Qué buen vasallo, si tuviese un buen señor

Summary:

Nijimura es tonto de remate, y si Kubota no tuviese un corazón tan grande como su nariz le dejaría solo para que se estrellase.

(historias cortas Nijiaka desde el punto de vista del sufrido segundo vicecapitán)

Notes:

Solo por contexto, Kubota es ese personaje del teikou que es también vicecapitán y al que solo se le ve la nariz y el flequillo. Tiene pocas frases en el manga, todas dirigidas a Nijimura, de las que se deduce que es un pelín capullo. Y no me hizo falta más.

Chapter 1

Notes:

(See the end of the chapter for notes.)

Chapter Text

Él fue al único al que no le pilló por sorpresa. Quizás porque era más inteligente que los demás, o más observador, o quizás porque no estaba tan ocupado como el resto mirándose su propio ombligo, pero lo cierto es que lo vio venir. Había estado observando entre medias de la maleza que era su pelo las miradas orgullosas que Sanada le dirigía a Nijimura, como si fuese la oveja favorita de su rebaño. Así que Kubota no se sobresaltó en absoluto cuando el entrenador nombró a un novato respondón de primero como nuevo capitán del equipo. Aplaudió por cortesía junto a las pocas personas del equipo que reaccionaron y se encogió de hombros. A él le daba lo mismo un capitán que otro, pero tenía una curiosidad morbosa por ver como se desenvolvía Nijimura en su nuevo puesto.


 

A penas una semana después de su nombramiento como capitán Kubota ya tenía una opinión formada de Nijimura; era tonto de remate.

Era privilegio del capitán elegir a su ayudante y podría haberse congraciado con los de tercero, que lo odiaban a muerte por quitarles el puesto en su último año, nombrando a uno de ellos como vicecapitán. Pero no, el muy idiota había nombrado a Kubota.

Eso sí que lo había pillado bastante por sorpresa.

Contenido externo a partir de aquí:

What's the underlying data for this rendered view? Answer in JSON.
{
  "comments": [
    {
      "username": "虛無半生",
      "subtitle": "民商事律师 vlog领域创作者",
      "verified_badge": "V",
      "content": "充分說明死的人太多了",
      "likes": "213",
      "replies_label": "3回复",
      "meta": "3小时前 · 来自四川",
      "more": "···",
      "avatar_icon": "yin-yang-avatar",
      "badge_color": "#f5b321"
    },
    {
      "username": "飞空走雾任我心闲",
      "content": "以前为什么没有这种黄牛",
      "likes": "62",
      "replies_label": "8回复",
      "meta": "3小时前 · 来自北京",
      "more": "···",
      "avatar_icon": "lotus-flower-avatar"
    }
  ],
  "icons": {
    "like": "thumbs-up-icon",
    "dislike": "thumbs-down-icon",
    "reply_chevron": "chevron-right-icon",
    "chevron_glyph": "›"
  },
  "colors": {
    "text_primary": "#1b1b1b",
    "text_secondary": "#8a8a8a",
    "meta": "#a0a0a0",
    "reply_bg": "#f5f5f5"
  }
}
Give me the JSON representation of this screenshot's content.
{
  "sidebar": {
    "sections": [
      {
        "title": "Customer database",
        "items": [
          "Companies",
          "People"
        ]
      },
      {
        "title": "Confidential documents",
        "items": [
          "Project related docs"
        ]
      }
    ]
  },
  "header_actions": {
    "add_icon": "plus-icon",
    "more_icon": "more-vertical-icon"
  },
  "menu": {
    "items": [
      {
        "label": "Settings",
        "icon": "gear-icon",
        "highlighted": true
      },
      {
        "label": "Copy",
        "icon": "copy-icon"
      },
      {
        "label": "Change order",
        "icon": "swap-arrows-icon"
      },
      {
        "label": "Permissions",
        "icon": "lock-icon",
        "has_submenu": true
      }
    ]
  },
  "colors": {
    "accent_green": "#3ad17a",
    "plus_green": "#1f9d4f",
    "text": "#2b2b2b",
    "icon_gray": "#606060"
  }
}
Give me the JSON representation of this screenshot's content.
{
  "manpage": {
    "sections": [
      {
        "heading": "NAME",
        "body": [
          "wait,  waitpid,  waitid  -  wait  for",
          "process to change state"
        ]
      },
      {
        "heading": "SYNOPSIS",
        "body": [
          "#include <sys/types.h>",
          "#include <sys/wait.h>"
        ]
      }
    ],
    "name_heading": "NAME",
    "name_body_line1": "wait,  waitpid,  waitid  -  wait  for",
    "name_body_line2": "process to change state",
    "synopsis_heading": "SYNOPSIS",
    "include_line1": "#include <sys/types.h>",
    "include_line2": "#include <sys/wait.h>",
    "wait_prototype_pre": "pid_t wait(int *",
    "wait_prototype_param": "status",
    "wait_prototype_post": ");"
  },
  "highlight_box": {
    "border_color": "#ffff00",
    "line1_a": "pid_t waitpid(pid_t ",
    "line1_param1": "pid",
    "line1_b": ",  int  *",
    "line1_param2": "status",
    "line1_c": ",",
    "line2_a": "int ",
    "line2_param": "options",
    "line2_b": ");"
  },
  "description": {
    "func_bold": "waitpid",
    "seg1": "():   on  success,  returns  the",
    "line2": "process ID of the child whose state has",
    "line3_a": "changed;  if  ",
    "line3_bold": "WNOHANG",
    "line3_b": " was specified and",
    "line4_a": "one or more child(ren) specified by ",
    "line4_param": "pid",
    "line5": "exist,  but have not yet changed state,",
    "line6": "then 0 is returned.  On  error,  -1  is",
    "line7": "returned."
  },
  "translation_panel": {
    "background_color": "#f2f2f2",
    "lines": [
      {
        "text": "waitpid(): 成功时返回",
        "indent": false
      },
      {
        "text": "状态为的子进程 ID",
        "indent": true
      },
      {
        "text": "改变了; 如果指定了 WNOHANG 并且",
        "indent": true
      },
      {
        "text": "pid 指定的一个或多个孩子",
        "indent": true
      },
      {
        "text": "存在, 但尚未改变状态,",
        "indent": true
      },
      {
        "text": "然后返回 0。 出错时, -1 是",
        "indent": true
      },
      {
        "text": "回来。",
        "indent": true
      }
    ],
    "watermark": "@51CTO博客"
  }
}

—  Nijimura ha insistido en que eres la mejor opción porque eres un joven responsable y observador —  le comunicó Sanada cuando le anunció su nombramiento sin levantar la vista de un tocho de papeles que estaba corrigiendo —  así que pronto serás nombrado vicecapitán. Espero grandes cosas de ti —  añadió con tono de que podrían haber nombrado vicecapitán al cepillo de barrer y le hubiese echado el mismo discurso. Aún así Kubota asintió solemne y salió del despacho con la nariz bien alta. Si eso que le latía dentro del pecho hubiese sido un corazón, hasta habría podido decirse que estaba conmovido por las palabras amables de Nijimura, por muy vacías que hubiesen sonado en boca de Sanada.
Kubota se puso una mano en el pecho y se hizo a sí mismo la firme promesa de ser el mejor de los vicecapitanes del mundo. 


Por Nijimura.


Nijimura se dedicaba a pegarles gritos (y a pegarles a secas) a los chavales mientras de Kubota se encargaba de las funciones administrativas, “el papeleo y esas mierdas” en palabras de Nijimura. El club funcionaba mejor que nunca y hasta Shirogane se digno a descender de las alturas para dirigirles unas palabras de ánimo y felicitarlos a los dos. Kubota notó una extraña sensación de tirantez en los labios y sonrió posiblemente por primera vez en su vida (Sanada, que los miraba desde detrás de Shirogane, reprimió un escalofrío). Nijimura y él juntos formaban un equipo perfecto, y nada ni nadie podría separarlos.


Se equivocaba.


Con la llegada del nuevo curso y los alumnos de primero, llegó el desastre. La tentación no vino en forma de mujer con turgentes senos y sugerentes curvas como en una película, sino en forma de enano pelirrojo con ojos de colgado. Akashi Seijuurou. Gnomo de mierda, como lo llamaría para sus adentros de ahora en adelante.
—  Nijimura-san —  el gnomo apareció de la nada mientras él y Nijimura estaban reflexionando sobre importantes cuestiones acerca de los límites del cuerpo humano (“tío, ¿tu eres capaz de comerte una rebanada de pan de molde en menos de medio minuto?”) —  he estado revisando nuestras estadísticas del último partido y tengo unas cuantas sugerencias que me gustaría que escuchases.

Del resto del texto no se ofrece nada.